Find the area ratio of a regular octahedron and a tetrahedron regular, knowing that the diagonal of the octahedron is equal to height of the tetrahedron.

Answer 1

`(4)/(3)`

Explanation:

The area of a regular octahedron is given by:

area =
`2√(3)\ *edge^2`. Let a is the length of the edge (diagonal).

area =
`2√(3)\ *a^2`

Given that the diagonal of the octahedron is equal to height (h) of the tetrahedron i.e.
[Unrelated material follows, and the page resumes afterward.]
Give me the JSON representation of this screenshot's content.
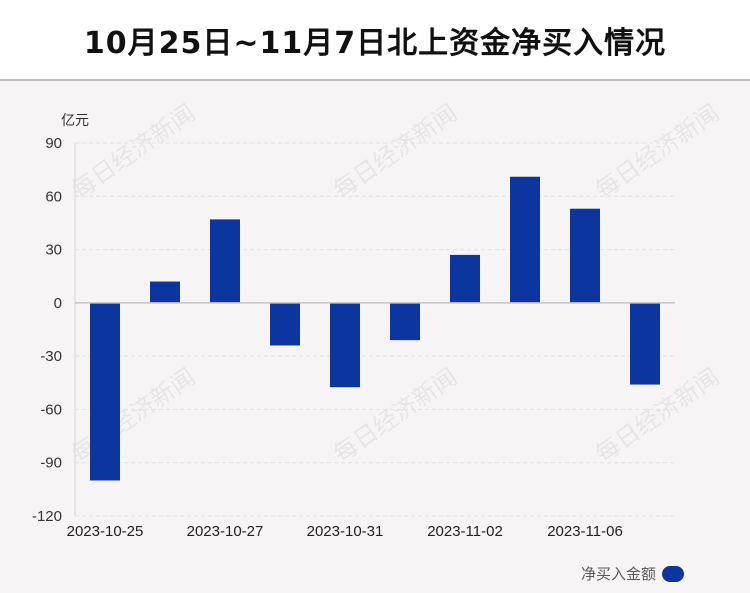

a = h, where h is the height of the tetrahedron and a is the diagonal of the octahedron. Let the edge of the tetrrahedron be e. To find the edge of the tetrahedron, we use:

`h=\sqrt{(2)/(3) } e\\but\ h=a\\a=\sqrt{(2)/(3) } e\\e=\sqrt{(3)/(2) }a`

The area of a tetrahedron is given by:

area =
`√(3)\ *edge^2` =
`√(3) *(\sqrt{(3)/(2) }a)^2=(3)/(2)√(3) *a^2`

The ratio of area of regular octahedron to area tetrahedron regular is given as:

Ratio =
`(2√(3)\ *a^2)/((3)/(2) √(3)*a^2) =(4)/(3)`